Wicus Ross, a security researcher at SecureData, told SC Magazine UK that CVE-2017-5638 is well documented and understood exploit and cyber-criminals are frequently using it to target unpatched software.

"CVE-2017-5638 is how Equifax got burned. The exploit targets a Java based web application. Java runs on Linux, Windows, and many other operating systems. This makes writing cross platform remote code execution trivial," he noted.

He added that while web application firewalls could detect malicious actors trying well documented exploits, enterprises must also add many layers of defence and detection and also patch outdated software at the earliest.

"The shift to Windows based operating systems, while worrying, is an obvious evolution in my opinion, and this is possibly the tip of the iceberg; a poorly configured Web Server could easily act as a springboard to the internal infrastructure," warns Ed Williams, director EMEA, SpiderLabs at Trustwave.

"We know that Windows credential management is an issue for enterprise organisations, we know that generally speaking infrastructures do not do a good job of segmentation / segregation and that these two issues together allow trivial lateral movement, where more hosts can be easily compromised.  I am surprised this attack didn't go one-step further and attempt greater situational awareness and lateral movement to compromise hosts that could be further used for cryptomining.

"Web server security is extremely important, these are very interesting targets due to their nature, i.e. just sitting on the Internet, as such, extra care should be taken when securing them.  We would always recommend hardening of Web Servers and aggressive patching (they're external facing), white-listing of all applications that run on the web server is key and something we don't see enough of as an industry, only allow trusted applications that are required, anything and everything else should not be allowed to run," he adds. 

While Williams agrees that hackers would use this exploit more in the future, he says that the exploit will also evolve in complexity in the future to include other cryptocurrencies and could be stealthier than current versions. 

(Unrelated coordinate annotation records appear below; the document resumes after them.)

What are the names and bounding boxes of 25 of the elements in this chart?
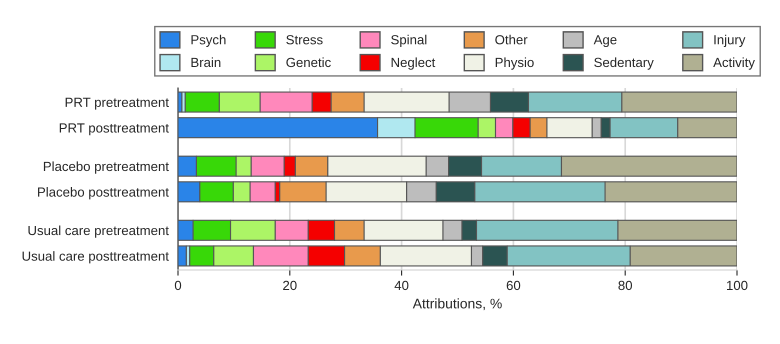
legend-label: Brain	[191, 57, 220, 68]
x-tick-label: 0	[174, 280, 182, 290]
legend-label: Other	[495, 34, 528, 44]
y-tick-label: Placebo posttreatment	[38, 187, 169, 200]
legend-label: Physio	[496, 57, 534, 70]
x-axis-title: Attributions, %	[412, 298, 502, 310]
x-tick-label: 20	[283, 280, 297, 290]
legend-label: Genetic	[286, 57, 331, 68]
legend-label: Injury	[714, 34, 746, 48]
legend-label: Spinal	[391, 34, 426, 48]
legend-label: Age	[594, 35, 617, 48]
x-tick-label: 60	[506, 280, 520, 290]
x-tick-label: 80	[618, 280, 632, 290]
y-tick-label: Usual care posttreatment	[22, 251, 169, 264]
legend-label: Stress	[286, 35, 323, 44]
legend-label: Sedentary	[594, 57, 654, 70]
y-tick-label: PRT posttreatment	[60, 123, 169, 136]
x-tick-label: 40	[394, 280, 408, 290]
legend-label: Activity	[713, 57, 755, 70]
x-tick-label: 100	[727, 280, 748, 290]
legend-label: Psych	[191, 34, 226, 48]
y-tick-label: Placebo pretreatment	[44, 161, 169, 174]
y-tick-label: PRT pretreatment	[66, 98, 169, 110]
y-tick-label: Usual care pretreatment	[28, 225, 169, 238]
legend-label: Neglect	[392, 57, 436, 70]
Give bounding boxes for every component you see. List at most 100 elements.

Joseph Carson, Chief Security Scientist at Thycotic, said: "I doubt hackers will continue to use this particular exploit as overtime it will decrease and systems will become patched reducing the effectiveness of this exploit thus the reason why hackers already ported it to Windows to give it some extra life. 

"Hackers will likely continue to reuse the method and technique to deploy the payload and most likely replace the exploit with another to keep the momentum and continue to mine Electroneum or other cryptocurrencies in the future."